A rogue landlord has been found guilty and fined £40,000 for letting out a dangerous and unlicensed house in multiple occupation (HMO) in Lincoln.

This is the second largest fine for a rogue landlord ever obtained by City of Lincoln Council.

Julie Churchill was responsible for an unlicensed HMO at 135 Monks Road, Lincoln, which was deemed dangerous by the magistrates for failing to comply with a number of safety breaches under the Housing Act 2004.

Cllr Donald Nannestad, portfolio holder for Quality Housing at City of Lincoln Council, said: “We’re extremely pleased to bring another case to justice as part of our ongoing battle to crack down on rogue landlords in Lincoln.

“This property was dangerous and as a council, we will not allow landlords to ignore their legal responsibilities, even if they refuse to engage with us.

“We have a statutory duty to ensure HMO properties are compliant with standards, and this is with good reason.

“Most landlords have proactively applied for HMO licences or responded to reminders when the regulations changed in October last year, so it’s not fair to those who comply with the law and pay their licence fees.

“A big thank you to the council’s private housing and legal teams for bringing this case to justice.

“We want to ensure Lincoln is a safe place for everyone to call home.”

The property had no fire doors to the bedrooms, ground floor lounge or kitchen, no working fire alarms on the ground floor, and one of the bedroom doors had a large gap to the top which would allow smoke to escape in the event of a fire.

Three of the bedroom doors could be locked by a padlock which if in use, would not allow for a quick exit.

The court heard that if a fire had erupted in this building, these inadequate fire warning systems and lack of fire containment measures would have put the tenants at extreme risk.

Upon sentencing, the magistrates said: “Ms Churchill endangered lives by not adhering to the management regulations for fire safety.

“There was a lack of fire doors in the property, a lack of fire alarms and a slip hazard on the stairs.

“Ms Churchill could easily have remedied these defects months if not years ago.”

The stairs were painted gloss black and had no slip resistance in the event of a tenant falling, and the kitchen did not have adequate kitchen facilities for the seven tenants living in the property.

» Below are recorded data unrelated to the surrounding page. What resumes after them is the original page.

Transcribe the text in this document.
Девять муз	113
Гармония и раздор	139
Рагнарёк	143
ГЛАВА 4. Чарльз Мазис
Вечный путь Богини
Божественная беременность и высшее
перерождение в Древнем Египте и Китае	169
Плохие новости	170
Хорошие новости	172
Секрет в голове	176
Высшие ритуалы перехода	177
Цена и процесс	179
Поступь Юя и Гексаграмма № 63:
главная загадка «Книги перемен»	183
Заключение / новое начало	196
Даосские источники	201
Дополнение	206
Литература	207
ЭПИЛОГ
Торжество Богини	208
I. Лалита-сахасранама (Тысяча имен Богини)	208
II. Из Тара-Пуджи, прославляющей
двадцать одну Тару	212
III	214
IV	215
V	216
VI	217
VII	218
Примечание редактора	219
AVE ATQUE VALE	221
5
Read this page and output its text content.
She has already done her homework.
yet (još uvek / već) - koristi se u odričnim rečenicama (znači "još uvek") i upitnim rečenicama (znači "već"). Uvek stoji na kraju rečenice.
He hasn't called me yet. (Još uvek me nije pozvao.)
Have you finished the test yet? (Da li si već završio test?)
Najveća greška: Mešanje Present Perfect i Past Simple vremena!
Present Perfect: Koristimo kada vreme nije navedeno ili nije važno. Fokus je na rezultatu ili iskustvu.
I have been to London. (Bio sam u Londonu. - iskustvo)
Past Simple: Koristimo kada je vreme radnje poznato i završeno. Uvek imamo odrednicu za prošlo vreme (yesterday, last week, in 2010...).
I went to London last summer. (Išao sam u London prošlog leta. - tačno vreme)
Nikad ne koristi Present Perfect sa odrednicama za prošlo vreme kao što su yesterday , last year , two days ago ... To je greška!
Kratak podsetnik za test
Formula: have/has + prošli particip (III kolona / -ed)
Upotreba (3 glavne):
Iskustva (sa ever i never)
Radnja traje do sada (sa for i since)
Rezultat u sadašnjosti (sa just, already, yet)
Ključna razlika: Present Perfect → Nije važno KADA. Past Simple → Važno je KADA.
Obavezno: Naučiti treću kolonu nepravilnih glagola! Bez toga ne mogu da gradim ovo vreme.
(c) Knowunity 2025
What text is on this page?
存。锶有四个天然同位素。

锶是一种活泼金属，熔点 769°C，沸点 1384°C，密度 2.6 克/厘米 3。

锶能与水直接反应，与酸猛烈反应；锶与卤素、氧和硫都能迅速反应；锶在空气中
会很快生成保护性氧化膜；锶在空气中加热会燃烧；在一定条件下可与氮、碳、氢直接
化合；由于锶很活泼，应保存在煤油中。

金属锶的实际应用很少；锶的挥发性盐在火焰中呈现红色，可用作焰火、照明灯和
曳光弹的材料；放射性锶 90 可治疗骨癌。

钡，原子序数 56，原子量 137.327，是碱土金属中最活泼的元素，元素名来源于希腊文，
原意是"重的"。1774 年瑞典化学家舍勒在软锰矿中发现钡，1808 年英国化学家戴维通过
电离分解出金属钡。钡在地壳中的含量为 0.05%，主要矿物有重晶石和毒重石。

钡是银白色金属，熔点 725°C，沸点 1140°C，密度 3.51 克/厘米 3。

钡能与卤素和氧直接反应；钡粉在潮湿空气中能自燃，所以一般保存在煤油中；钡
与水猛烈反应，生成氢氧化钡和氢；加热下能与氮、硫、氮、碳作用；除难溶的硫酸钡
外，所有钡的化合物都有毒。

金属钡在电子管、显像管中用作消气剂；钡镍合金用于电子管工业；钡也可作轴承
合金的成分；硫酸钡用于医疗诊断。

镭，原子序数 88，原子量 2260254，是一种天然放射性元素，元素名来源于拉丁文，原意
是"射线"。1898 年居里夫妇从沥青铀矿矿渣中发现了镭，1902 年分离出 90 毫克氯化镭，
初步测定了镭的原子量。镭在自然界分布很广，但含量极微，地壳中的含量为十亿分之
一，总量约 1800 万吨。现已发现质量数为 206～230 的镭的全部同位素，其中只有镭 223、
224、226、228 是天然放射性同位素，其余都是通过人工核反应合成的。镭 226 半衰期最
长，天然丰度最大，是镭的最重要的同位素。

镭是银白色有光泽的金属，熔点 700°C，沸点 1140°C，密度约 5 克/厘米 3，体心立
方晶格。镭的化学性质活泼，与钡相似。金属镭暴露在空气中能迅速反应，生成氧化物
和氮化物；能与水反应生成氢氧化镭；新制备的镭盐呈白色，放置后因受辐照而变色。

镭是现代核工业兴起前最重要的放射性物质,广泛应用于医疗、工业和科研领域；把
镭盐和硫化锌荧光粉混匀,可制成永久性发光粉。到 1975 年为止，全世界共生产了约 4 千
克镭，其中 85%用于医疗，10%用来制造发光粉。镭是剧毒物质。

One of the occupied bedrooms was below the legal minimum size for an adult.

It was heard in court that the repair of these defects would have cost Churchill as little as £6,000.

Under the belief that the property was being unlawfully let as an HMO, it was inspected by private housing officers and the police under a magistrates’ court warrant on 23 January 2019.

They found that it was occupied by seven unrelated immigrants in four bedrooms, who spoke little English and were unaware of their rights.

They had no tenancy agreement, rent book or rent receipt during their tenancy.

Only two of the seven tenants knew what the landlord’s name was.

Churchill was taking up to £1,480 per month in rent, which, would give her an income of approximately £35,520 over the two years she had owned the property.